The global push for women’s empowerment has been gaining steam since the mid-1990s, and in the just the past few years, we've seen a growing tempo of philanthropic activity in this area. Earlier this summer, for instance, we reported on the United State of Women Summit that the White House convened. 

The summit had a big domestic U.S. component, but also resulted in new major global strategies for women’s economic empowerment overall: equal access to resources and services, promoting entrepreneurship, equal access to decent jobs, and addressing the roadblocks that prevent women from fully participating in the economy. A linchpin in achieving the strategic goals set forth at the summit is education.

Related: A Look at the Global Aspect of that $50 Million Commitment to Women and Girls

The gathering resulted in over $20 million in new commitments to the Let Girls Learn initiative. Launched in 2015, Let Girls Learn aims to educate adolescent girls living in countries impacted by conflict and crisis.

This is incredibly important work, as only 50 percent of all refugee children are in primary school and only 25 percent are in secondary. Given the global disparity between the number of boys in school versus the number of girls, it stands to reason that a good percentage of refugee children who are out of school are girls.

Refugee and internally displaced girls are only one piece of the puzzle. Even with the growing number of funders supporting the education needs of all refugee girls—the U.N. Foundation’s Girl Up campaign, Girl Rising, and CARE are all early and continuing donors to Let Girls Learn—the global gap between the number of males in the school versus the number of females remains large and troubling. While around two-thirds of countries have achieved gender equality in primary education, the numbers decrease at the secondary level.

One funder that’s putting up big money to bend that secondary learning curve in favor of girls is the Children’s Investment Fund Foundation (CIFF).

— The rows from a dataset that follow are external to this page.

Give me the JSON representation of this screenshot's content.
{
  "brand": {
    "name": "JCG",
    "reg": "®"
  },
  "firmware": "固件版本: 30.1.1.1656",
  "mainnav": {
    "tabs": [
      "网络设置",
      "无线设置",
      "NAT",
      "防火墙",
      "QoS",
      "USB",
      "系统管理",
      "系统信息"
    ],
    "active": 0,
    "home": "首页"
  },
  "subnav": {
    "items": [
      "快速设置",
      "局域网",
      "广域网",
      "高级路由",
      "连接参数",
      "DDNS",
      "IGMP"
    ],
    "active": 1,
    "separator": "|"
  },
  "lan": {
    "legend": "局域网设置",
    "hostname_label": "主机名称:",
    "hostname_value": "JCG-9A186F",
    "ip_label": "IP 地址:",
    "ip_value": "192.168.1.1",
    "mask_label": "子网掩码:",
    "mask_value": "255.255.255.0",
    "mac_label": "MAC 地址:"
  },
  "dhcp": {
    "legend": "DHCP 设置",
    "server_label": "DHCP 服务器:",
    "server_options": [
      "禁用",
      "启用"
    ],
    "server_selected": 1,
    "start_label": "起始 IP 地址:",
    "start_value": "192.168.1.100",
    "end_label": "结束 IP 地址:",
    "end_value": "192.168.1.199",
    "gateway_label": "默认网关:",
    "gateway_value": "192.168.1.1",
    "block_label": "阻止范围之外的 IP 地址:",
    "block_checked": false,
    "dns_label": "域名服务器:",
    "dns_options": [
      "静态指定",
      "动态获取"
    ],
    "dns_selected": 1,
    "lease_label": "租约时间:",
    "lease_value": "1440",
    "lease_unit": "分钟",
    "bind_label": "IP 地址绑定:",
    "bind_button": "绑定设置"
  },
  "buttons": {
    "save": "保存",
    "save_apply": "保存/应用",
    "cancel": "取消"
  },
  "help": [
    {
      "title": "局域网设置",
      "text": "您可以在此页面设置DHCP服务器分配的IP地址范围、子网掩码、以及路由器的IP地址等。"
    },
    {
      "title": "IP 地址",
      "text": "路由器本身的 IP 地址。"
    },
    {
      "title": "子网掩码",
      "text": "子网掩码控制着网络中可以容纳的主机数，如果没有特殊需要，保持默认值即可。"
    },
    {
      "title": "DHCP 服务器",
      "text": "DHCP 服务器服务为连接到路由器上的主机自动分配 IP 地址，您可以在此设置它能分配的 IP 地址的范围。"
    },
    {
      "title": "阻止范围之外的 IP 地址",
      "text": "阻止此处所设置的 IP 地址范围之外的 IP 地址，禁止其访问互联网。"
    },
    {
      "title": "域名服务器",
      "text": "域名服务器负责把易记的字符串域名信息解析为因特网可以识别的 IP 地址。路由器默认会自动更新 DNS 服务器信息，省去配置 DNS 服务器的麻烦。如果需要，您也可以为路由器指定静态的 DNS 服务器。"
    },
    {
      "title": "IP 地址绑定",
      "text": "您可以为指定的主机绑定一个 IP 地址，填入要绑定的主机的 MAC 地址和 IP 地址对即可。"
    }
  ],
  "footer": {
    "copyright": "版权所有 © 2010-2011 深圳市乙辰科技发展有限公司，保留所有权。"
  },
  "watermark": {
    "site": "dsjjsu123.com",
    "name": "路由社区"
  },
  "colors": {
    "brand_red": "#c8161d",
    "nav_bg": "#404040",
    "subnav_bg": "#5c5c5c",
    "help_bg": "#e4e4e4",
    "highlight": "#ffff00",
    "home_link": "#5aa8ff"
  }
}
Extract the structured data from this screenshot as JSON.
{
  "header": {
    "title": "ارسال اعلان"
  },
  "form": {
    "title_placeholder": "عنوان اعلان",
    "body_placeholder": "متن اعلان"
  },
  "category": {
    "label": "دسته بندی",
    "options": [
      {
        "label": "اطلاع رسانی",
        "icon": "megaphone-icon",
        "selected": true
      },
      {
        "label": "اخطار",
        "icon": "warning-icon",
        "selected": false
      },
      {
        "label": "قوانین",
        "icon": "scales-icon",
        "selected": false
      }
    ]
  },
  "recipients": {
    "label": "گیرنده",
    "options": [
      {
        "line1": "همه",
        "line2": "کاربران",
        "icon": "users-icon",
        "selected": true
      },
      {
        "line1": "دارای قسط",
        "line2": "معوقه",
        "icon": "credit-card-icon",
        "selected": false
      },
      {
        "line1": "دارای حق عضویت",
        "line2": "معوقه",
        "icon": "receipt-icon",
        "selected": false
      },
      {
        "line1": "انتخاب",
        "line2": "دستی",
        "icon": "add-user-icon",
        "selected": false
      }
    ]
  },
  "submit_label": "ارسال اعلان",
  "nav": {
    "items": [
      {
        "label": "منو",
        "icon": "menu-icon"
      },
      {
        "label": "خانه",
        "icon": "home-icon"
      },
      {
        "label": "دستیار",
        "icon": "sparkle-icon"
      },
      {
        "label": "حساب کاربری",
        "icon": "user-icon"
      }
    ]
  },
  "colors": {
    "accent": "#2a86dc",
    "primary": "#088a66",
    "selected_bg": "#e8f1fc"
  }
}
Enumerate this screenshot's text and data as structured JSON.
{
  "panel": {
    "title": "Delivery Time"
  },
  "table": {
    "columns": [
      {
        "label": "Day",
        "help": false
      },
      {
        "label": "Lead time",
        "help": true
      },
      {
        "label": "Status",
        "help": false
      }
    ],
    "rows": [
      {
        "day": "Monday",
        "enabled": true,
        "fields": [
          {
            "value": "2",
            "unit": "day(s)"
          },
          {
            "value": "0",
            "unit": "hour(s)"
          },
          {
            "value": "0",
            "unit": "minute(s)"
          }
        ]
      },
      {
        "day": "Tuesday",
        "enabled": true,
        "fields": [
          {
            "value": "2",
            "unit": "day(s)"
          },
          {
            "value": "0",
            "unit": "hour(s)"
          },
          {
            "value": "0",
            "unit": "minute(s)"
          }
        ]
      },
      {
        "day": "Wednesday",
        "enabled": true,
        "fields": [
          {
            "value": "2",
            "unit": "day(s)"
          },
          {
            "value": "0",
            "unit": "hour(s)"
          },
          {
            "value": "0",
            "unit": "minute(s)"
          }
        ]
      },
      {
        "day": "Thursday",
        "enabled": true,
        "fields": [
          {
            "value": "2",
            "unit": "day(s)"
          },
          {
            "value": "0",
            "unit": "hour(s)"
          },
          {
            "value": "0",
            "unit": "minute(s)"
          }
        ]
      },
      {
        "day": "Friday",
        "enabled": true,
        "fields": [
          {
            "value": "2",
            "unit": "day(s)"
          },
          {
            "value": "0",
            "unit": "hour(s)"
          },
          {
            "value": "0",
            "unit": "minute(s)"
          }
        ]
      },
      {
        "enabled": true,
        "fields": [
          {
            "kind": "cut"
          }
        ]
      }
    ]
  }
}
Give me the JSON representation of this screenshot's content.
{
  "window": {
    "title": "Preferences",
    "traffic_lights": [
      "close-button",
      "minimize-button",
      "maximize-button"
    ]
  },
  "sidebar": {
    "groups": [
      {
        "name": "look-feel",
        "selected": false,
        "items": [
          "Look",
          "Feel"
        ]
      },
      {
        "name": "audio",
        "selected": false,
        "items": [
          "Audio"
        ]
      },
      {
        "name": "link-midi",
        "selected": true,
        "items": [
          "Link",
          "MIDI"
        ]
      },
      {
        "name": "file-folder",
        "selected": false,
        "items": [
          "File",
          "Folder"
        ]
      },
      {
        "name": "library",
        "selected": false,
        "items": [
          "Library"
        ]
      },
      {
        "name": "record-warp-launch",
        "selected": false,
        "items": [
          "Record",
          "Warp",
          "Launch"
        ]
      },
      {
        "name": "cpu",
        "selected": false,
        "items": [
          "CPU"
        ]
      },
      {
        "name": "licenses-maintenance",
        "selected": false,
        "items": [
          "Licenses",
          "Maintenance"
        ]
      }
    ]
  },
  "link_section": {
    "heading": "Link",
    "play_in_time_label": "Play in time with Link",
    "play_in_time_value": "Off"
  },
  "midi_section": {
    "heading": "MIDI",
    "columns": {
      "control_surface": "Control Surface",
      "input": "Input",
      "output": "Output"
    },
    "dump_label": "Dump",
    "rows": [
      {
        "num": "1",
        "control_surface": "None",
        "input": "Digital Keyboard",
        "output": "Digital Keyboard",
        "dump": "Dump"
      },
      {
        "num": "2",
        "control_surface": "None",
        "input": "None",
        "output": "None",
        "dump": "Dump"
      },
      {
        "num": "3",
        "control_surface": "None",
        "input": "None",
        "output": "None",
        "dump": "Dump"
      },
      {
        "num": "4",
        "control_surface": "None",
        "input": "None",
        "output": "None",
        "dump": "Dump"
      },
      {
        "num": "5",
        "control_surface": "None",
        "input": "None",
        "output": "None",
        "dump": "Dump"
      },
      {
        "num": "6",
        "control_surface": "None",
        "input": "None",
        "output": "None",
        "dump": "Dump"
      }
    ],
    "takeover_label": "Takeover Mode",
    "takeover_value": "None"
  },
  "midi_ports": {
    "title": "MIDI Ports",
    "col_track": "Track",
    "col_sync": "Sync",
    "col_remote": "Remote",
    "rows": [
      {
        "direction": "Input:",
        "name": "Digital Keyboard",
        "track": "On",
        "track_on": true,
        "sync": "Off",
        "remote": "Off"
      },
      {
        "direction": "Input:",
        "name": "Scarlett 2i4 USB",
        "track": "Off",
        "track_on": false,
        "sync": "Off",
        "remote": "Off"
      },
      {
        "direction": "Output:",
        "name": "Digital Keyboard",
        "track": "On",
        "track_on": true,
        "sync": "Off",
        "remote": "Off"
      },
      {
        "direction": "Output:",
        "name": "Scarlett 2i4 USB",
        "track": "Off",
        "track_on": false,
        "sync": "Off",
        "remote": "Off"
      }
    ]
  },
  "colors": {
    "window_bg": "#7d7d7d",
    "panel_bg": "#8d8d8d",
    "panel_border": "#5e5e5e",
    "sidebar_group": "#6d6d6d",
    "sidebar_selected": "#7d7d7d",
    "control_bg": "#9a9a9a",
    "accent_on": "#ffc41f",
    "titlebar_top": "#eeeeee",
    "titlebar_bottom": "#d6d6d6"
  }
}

Related: Children’s Investment Fund Foundation: Grants for Global Development

The CIFF’s $17 million to the Global Partnership for Education—which is also a supporter of the Let Girls Learn initiative—aims to improve education for adolescent girls with a focus on moving them successfully from primary to secondary school. The funds will “support gender-responsive, evidence-based education sector planning and innovative policy solutions to increase the number of adolescent girls moving into secondary education.”

The grant is part of a larger $22 million commitment from CIFF made at the Global Partnership for Education’s Replenishment Pledging Conference in Brussels, Belgium in 2014. Those funds are earmarked for planning and policymaking to help girls transition to, and complete secondary school. According to the foundation, this work will “allow for governments to better plan for gender equality,” and will aid in capacity building efforts toward addressing the myriad obstacles that “prevent adolescent girls from completing their education.” Which is the main purpose behinds CIFF’s support of the Global Partnership for Education.

The second objective for the foundation is to encourage national education systems to quantify learning outcomes. Results are a big deal for CIFF as grants from the Global Partnership for Education will only be disbursed to recipient countries that have developed effective metrics and systems to measure those learning outcomes.

There’s no question as to why education is such a crucial matter, here. Increased levels of education not only foster gender equality as a whole, but also improve maternal and infant health and nutrition. Not to mention that women who are better educated tend to earn higher incomes, delay marriage and have fewer children. All of which can contribute significantly toward ending generational cycles of poverty.